How to Watch NASA’s Orion Spacecraft Water Impact Test

NASA recently began performing a series of water impact tests on the crew capsule of its new Orion spacecraft, checking out how the capsule responds to splashing down in a body of water. On Tuesday, the agency will perform another such test and this one will be livestreamed, so you can watch along as it happens.
How to watch the test
The test will take place at 1:45 p.m. EDT (10:45 a.m. PT) on Tuesday, April 6, at NASA’s Langley Research Center’s Landing and Impact Research Facility in Hampton, Virginia.
The test will be livestreamed on NASA TV, which you can watch either via the NASA website or using the video embedded above. Coverage will run from 1:45 p.m. ET and will include commentary from two people working on the project: Debbie Korth, Orion Crew and Service Module manager at NASA’s Johnson Space Center, and Jacob Putnam, data analyst at Langley Research Center.
What the test entails
Engineers at NASA’s Langley Research Center in Hampton, Virginia begin a new series of four water impact drop tests with a test version of the capsule for NASA’s Orion spacecraft to better understand what Orion and its crew may experience when landing in the Pacific Ocean after Artemis missions to the Moon. NASA
For the test, the NASA team will drop a 14,000-pound test version of the Orion spacecraft into a specially constructed facility called the Hydro Impact Basin. This huge reservoir is 115 feet long and 90 feet wide and is filled with 1 million gallons of water.
By dropping a test craft that simulates the shape and weight of the final craft into the pool, engineers can see how it will react to its eventual landing in the Pacific Ocean as part of the Artemis mission to the moon.
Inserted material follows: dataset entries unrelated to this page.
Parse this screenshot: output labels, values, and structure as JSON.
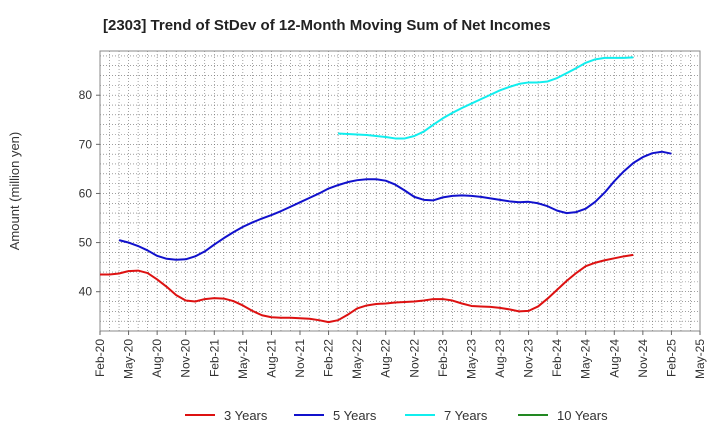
{
  "chart_data": {
    "type": "line",
    "title": "[2303]  Trend of StDev of 12-Month Moving Sum of Net Incomes",
    "xlabel": "",
    "ylabel": "Amount (million yen)",
    "ylim": [
      32,
      89
    ],
    "yticks": [
      40,
      50,
      60,
      70,
      80
    ],
    "x_ticks": [
      "Feb-20",
      "May-20",
      "Aug-20",
      "Nov-20",
      "Feb-21",
      "May-21",
      "Aug-21",
      "Nov-21",
      "Feb-22",
      "May-22",
      "Aug-22",
      "Nov-22",
      "Feb-23",
      "May-23",
      "Aug-23",
      "Nov-23",
      "Feb-24",
      "May-24",
      "Aug-24",
      "Nov-24",
      "Feb-25",
      "May-25"
    ],
    "grid": true,
    "legend_position": "bottom",
    "series": [
      {
        "name": "3 Years",
        "color": "#dd1111",
        "start": "Feb-20",
        "values": [
          43.5,
          43.5,
          43.7,
          44.2,
          44.3,
          43.8,
          42.5,
          41.0,
          39.3,
          38.2,
          38.0,
          38.5,
          38.7,
          38.6,
          38.1,
          37.2,
          36.1,
          35.2,
          34.8,
          34.7,
          34.7,
          34.6,
          34.5,
          34.2,
          33.8,
          34.2,
          35.3,
          36.6,
          37.2,
          37.5,
          37.6,
          37.8,
          37.9,
          38.0,
          38.2,
          38.5,
          38.5,
          38.2,
          37.6,
          37.1,
          37.0,
          36.9,
          36.7,
          36.4,
          36.0,
          36.1,
          37.0,
          38.6,
          40.4,
          42.2,
          43.8,
          45.2,
          45.9,
          46.4,
          46.8,
          47.2,
          47.5
        ]
      },
      {
        "name": "5 Years",
        "color": "#1111cc",
        "start": "Feb-20",
        "values": [
          null,
          null,
          50.5,
          50.0,
          49.3,
          48.4,
          47.3,
          46.7,
          46.5,
          46.6,
          47.2,
          48.2,
          49.6,
          50.9,
          52.1,
          53.2,
          54.1,
          54.9,
          55.6,
          56.4,
          57.3,
          58.2,
          59.1,
          60.0,
          61.0,
          61.7,
          62.3,
          62.7,
          62.9,
          62.9,
          62.6,
          61.8,
          60.6,
          59.3,
          58.7,
          58.6,
          59.2,
          59.5,
          59.6,
          59.5,
          59.3,
          59.0,
          58.7,
          58.4,
          58.2,
          58.3,
          58.0,
          57.4,
          56.5,
          56.0,
          56.2,
          56.9,
          58.3,
          60.2,
          62.5,
          64.5,
          66.2,
          67.4,
          68.2,
          68.5,
          68.1
        ]
      },
      {
        "name": "7 Years",
        "color": "#11eeee",
        "start": "Feb-20",
        "values": [
          null,
          null,
          null,
          null,
          null,
          null,
          null,
          null,
          null,
          null,
          null,
          null,
          null,
          null,
          null,
          null,
          null,
          null,
          null,
          null,
          null,
          null,
          null,
          null,
          null,
          72.2,
          72.1,
          72.0,
          71.9,
          71.7,
          71.5,
          71.2,
          71.2,
          71.7,
          72.6,
          74.0,
          75.3,
          76.4,
          77.4,
          78.3,
          79.2,
          80.1,
          81.0,
          81.7,
          82.3,
          82.6,
          82.6,
          82.8,
          83.5,
          84.5,
          85.5,
          86.6,
          87.3,
          87.6,
          87.6,
          87.6,
          87.7
        ]
      },
      {
        "name": "10 Years",
        "color": "#228822",
        "start": "Feb-20",
        "values": []
      }
    ]
  }
}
“This series of drop tests began March 23 to finalize computer models for loads and structures prior to the Artemis II flight test, NASA’s first mission with crew aboard Orion,” NASA writes on its website. “Artemis II will carry astronauts around the Moon and back, paving the way to land the first woman and next man on the lunar surface and establish a sustainable presence at the Moon under the Artemis program. The current test series builds on previous tests and uses a configuration of the crew module based on the spacecraft’s final design.”
Once data from the water impact test has been collected, NASA will have moved one step closer to have Orion ready to fly for its moon mission.